Unless you are a computer whiz kid, you don’t usually go to a computer supply store and buy a motherboard and a case and a hard drive and video and sound cards and all sorts of paraphernalia to take home and assemble your laptop. You go to BestBuy and buy a Dell. Granted Dell, didn’t make all the laptop innards, but instead assembled them much like the whiz kid did, but you don’t care and you don’t need to worry about it, because if your Dell breaks, Dell will fix it, no matter who manufactured the capacitors on the motherboard.

As to the end product assembled from simple little modules, I think what Linus Torvalds, the colorful creator of the utmost open platform, Linux, said about microkernels applies very well to our discussion:

"The fact that each individual piece is simple and secure does not make the aggregate either simple or secure."

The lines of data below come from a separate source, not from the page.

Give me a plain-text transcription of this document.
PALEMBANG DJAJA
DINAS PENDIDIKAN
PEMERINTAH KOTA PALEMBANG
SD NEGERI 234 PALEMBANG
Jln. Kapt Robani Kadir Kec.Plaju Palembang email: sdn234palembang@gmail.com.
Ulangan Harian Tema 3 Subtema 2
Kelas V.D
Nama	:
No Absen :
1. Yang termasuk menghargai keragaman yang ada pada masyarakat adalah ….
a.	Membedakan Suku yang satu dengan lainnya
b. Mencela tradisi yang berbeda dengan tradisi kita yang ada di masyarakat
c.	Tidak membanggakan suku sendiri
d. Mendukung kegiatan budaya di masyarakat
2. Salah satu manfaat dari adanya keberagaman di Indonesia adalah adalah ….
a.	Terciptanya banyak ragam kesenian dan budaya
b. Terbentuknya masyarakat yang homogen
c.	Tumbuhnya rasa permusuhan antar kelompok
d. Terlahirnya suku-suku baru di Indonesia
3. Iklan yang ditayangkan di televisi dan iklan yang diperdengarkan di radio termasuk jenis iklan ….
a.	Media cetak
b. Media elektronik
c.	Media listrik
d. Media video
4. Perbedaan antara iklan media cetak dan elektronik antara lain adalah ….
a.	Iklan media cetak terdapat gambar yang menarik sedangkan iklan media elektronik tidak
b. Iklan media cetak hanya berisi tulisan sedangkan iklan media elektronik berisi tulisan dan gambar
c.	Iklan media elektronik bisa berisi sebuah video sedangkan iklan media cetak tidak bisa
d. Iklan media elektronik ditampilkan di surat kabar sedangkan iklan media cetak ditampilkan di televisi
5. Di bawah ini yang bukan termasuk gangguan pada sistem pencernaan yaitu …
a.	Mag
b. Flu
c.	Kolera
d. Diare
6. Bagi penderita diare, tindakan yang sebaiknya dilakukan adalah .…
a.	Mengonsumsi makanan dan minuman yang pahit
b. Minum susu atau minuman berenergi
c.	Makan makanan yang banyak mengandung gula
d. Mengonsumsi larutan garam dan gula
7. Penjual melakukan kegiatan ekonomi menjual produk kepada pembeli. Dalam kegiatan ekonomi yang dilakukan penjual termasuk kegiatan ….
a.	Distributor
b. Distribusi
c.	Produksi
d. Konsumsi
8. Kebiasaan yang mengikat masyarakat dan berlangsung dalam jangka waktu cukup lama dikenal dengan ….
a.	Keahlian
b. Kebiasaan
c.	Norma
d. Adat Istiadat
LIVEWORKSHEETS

Physicians should wait until the perfect EHR is ready – Let me go out on a limb and make one prediction here: Unless the Almighty creates an EHR for us, perfection will never be attained. Large hospitals and large physician groups are buying EHRs and are getting connected. If small practices have any chance at survival in our quickly transforming health care environment, they must find ways to increase efficiency and they must be able to participate in the soon to be mandated information exchange. Whether the canteen is half full or half empty depends on how dehydrated you are. Pouring the water in the sand because you are seeing a vision of lush palm trees and waterfalls on the horizon may not be the wisest decision you can make.